Gleen, a chatbot service based in California, has secured $4.9 million in funding in an oversubscribed round.

The company, which is making waves in the crowded market of chatbot services for Discord and Slack, attracted investors from both the traditional software industry and the emerging crypto sphere, according to a report from TechCrunch.

Institutional investors include Slow Ventures6th Man VenturesSouth Park CommonsSpartan Group, and CoinShares, while notable angel investors include Anatoly Yakovenko, co-founder of Solana (SOL), and Mike Derezin, former COO of Chainlink (LINK).

Founded by veterans from Microsoft and LinkedIn, Gleen specifically targets technical communities such as blockchain infrastructure channels on Discord.

The company aims to use its recently secured funding to further develop its product, with a focus on addressing a critical issue in large language models today – hallucination.

Hallucination occurs when artificial intelligence generates false information but presents it with confidence. 

This can be particularly harmful in discussions centered around esoteric topics, as participants may be misinformed and make decisions based on false but assertive answers. 

“If someone says the price of Uniswap [the token of the namesake decentralized crypto exchange] is going to go up to $200, then it can be a massive manipulation of the market,” Gleen CEO Ashu Dubey said.

“We decided that we were going to fix this particular problem of hallucination before we could actually be a serious player, so we fixed it.”

Gleen has Developed his Own Proprietary Machine Learning Layer

Dubey claimed that many existing chatbots are simply “wrappers” of ChatGPT and other large language models. 

These chatbots offer responses that are likely obtained by calling the OpenAI API, which does not effectively address the issue of hallucination, he said. 

In contrast, Gleen has developed its own proprietary machine-learning layer that draws from enterprise knowledge. 

This layer cross-checks responses generated by large language models to avoid hallucination. 

Dubey explained that Gleen’s technology stack is primarily focused on data storage, retrieval, and generating accurate answers based on domain knowledge, with large language models comprising less than 20% of the stack.

Gleen’s model has been trained on 100,000 pairs of questions and answers, and the company’s secret sauce lies in its proprietary search algorithm. 

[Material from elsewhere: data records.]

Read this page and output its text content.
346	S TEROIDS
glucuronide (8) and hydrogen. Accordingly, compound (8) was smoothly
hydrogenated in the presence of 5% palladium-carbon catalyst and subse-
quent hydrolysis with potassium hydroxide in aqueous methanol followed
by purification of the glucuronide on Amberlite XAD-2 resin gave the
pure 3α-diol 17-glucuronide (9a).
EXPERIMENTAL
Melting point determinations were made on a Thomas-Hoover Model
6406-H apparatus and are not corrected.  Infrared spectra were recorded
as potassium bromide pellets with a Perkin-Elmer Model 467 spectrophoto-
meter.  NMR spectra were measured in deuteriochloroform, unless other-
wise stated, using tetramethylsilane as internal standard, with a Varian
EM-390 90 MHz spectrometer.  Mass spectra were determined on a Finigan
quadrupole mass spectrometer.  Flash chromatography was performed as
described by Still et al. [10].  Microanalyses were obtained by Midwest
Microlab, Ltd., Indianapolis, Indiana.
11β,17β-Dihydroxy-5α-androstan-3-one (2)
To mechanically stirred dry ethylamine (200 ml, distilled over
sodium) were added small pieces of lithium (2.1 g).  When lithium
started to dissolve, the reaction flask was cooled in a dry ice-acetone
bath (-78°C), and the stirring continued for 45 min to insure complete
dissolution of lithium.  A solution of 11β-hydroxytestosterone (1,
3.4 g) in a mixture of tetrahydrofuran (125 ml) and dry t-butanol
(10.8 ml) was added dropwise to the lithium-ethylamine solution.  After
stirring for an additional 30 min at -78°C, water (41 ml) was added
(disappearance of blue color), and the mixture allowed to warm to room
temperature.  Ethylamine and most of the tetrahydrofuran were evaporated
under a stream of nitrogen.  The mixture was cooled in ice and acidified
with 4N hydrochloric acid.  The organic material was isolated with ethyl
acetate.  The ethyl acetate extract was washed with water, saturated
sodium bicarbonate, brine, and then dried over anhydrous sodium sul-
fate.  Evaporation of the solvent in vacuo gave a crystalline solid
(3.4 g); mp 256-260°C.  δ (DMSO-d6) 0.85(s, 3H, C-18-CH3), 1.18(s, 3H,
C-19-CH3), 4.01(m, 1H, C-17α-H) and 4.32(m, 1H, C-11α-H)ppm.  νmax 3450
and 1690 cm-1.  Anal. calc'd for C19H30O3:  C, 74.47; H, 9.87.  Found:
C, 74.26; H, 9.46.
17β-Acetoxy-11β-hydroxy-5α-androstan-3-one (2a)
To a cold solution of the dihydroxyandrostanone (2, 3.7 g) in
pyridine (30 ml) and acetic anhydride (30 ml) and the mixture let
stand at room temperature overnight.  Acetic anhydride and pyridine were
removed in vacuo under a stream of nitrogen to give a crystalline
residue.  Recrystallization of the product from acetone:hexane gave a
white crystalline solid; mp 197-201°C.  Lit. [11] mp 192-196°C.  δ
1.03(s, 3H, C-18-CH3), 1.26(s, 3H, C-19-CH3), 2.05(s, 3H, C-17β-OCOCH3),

“Search is our own proprietary algorithm, and that’s where our secret sauce is,” the founder said. 

“The communities and companies, where the subject matter is highly technical or the quality of the answer matters a lot, is where we get the best traction because those companies or communities appreciate what a good response versus a bad response means.”

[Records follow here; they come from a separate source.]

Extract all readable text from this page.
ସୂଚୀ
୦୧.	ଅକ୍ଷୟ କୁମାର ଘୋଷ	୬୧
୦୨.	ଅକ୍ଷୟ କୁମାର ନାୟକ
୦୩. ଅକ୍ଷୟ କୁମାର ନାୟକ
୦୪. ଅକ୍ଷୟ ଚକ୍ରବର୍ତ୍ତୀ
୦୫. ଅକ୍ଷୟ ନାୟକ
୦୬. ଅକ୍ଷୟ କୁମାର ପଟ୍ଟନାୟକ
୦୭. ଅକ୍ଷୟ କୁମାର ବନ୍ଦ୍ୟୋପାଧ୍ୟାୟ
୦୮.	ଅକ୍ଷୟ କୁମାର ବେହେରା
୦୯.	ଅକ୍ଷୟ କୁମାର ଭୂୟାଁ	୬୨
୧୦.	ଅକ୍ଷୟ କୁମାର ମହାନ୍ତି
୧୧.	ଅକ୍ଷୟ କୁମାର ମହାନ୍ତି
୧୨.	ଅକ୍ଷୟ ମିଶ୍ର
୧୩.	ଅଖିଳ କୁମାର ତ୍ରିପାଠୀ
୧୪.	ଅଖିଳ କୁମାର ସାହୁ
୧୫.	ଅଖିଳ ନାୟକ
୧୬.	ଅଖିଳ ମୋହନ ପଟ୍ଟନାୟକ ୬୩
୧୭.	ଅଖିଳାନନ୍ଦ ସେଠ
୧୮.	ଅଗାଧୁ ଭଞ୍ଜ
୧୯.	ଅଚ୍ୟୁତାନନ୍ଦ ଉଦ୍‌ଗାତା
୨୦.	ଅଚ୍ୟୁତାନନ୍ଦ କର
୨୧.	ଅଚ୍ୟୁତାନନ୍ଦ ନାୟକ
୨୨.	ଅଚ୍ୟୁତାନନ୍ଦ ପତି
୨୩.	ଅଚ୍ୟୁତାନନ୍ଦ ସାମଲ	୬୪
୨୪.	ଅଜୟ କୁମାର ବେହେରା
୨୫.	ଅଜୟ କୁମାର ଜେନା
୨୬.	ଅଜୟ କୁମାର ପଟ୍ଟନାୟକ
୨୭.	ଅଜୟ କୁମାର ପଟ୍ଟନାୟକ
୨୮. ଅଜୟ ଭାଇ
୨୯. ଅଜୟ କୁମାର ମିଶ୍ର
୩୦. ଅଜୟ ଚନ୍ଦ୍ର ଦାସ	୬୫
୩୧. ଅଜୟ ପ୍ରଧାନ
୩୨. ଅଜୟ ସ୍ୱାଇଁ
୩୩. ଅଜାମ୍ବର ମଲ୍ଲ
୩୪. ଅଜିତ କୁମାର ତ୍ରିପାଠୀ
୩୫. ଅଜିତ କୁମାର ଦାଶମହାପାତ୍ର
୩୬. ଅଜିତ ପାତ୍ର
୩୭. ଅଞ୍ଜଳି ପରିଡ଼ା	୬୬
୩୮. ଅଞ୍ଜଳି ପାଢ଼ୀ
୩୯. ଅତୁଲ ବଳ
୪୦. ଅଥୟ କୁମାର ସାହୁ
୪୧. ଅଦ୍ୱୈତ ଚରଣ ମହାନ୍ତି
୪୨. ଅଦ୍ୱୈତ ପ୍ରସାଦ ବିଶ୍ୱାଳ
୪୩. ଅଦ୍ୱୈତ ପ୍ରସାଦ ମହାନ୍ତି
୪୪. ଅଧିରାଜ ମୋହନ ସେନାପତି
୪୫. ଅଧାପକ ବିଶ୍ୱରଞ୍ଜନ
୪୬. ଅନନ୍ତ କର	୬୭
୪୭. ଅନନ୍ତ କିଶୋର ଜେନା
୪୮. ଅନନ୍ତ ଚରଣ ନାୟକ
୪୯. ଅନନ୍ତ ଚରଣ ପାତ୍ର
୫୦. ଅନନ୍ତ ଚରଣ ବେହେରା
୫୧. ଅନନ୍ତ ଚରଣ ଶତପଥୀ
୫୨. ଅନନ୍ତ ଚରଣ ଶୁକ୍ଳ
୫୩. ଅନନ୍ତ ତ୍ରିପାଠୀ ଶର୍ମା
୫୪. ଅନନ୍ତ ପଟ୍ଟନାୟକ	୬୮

Gleen’s system learns domain knowledge by extracting data from its knowledge base, forums, and discussions on platforms like Slack and Discord. 

Its ability to abstract information without relying on clean documentation is regarded as one of the startup’s strengths.

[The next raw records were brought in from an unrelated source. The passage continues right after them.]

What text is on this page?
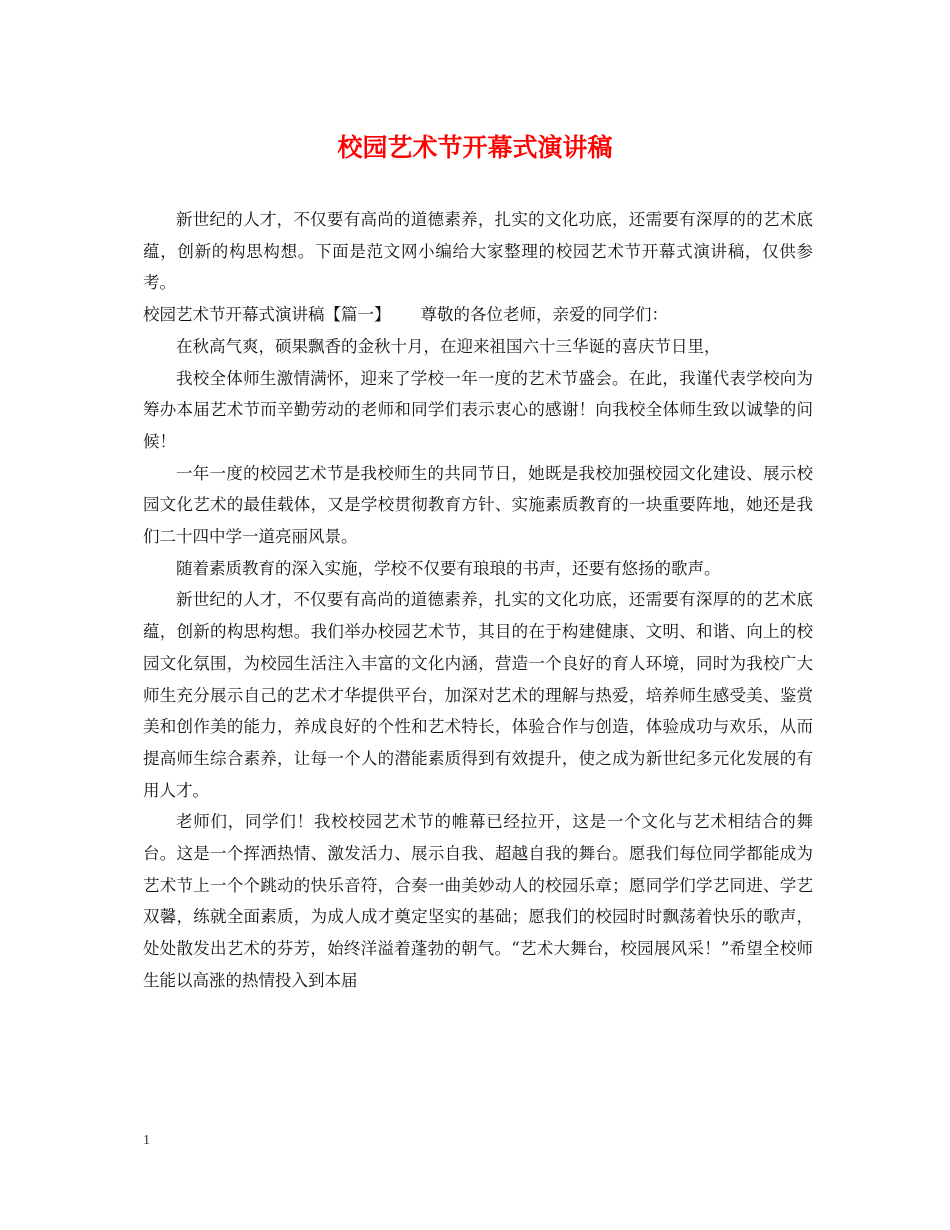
校园艺术节开幕式演讲稿

新世纪的人才，不仅要有高尚的道德素养，扎实的文化功底，还需要有深厚的的艺术底蕴，创新的构思构想。下面是范文网小编给大家整理的校园艺术节开幕式演讲稿，仅供参考。

校园艺术节开幕式演讲稿【篇一】 尊敬的各位老师，亲爱的同学们：

在秋高气爽，硕果飘香的金秋十月，在迎来祖国六十三华诞的喜庆节日里，

我校全体师生激情满怀，迎来了学校一年一度的艺术节盛会。在此，我谨代表学校向为筹办本届艺术节而辛勤劳动的老师和同学们表示衷心的感谢！向我校全体师生致以诚挚的问候！

一年一度的校园艺术节是我校师生的共同节日，她既是我校加强校园文化建设、展示校园文化艺术的最佳载体，又是学校贯彻教育方针、实施素质教育的一块重要阵地，她还是我们二十四中学一道亮丽风景。

随着素质教育的深入实施，学校不仅要有琅琅的书声，还要有悠扬的歌声。

新世纪的人才，不仅要有高尚的道德素养，扎实的文化功底，还需要有深厚的的艺术底蕴，创新的构思构想。我们举办校园艺术节，其目的在于构建健康、文明、和谐、向上的校园文化氛围，为校园生活注入丰富的文化内涵，营造一个良好的育人环境，同时为我校广大师生充分展示自己的艺术才华提供平台，加深对艺术的理解与热爱，培养师生感受美、鉴赏美和创作美的能力，养成良好的个性和艺术特长，体验合作与创造，体验成功与欢乐，从而提高师生综合素养，让每一个人的潜能素质得到有效提升，使之成为新世纪多元化发展的有用人才。

老师们，同学们！我校校园艺术节的帷幕已经拉开，这是一个文化与艺术相结合的舞台。这是一个挥洒热情、激发活力、展示自我、超越自我的舞台。愿我们每位同学都能成为艺术节上一个个跳动的快乐音符，合奏一曲美妙动人的校园乐章；愿同学们学艺同进、学艺双馨，练就全面素质，为成人成才奠定坚实的基础；愿我们的校园时时飘荡着快乐的歌声，处处散发出艺术的芬芳，始终洋溢着蓬勃的朝气。“艺术大舞台，校园展风采！”希望全校师生能以高涨的热情投入到本届

1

Although Gleen initially provided its Discord chatbot to Web3 customers, it now generates more revenues from non-crypto users. 

The startup, currently run by a team of eight employees, serves over 10 customers who pay based on the number of conversations generated for the bot. 

Dubey said that the customer support market could be worth $10 billion, adding that Gleen aims to expand its reach into the medium-sized enterprise market.

Ultimately, the company aspires to become “industry agnostic” and provide solutions for customer service across businesses of all sizes.

“Though we will have a sales force, inbound will continue to be our biggest channel. That’s also very defensible going forward,” he said.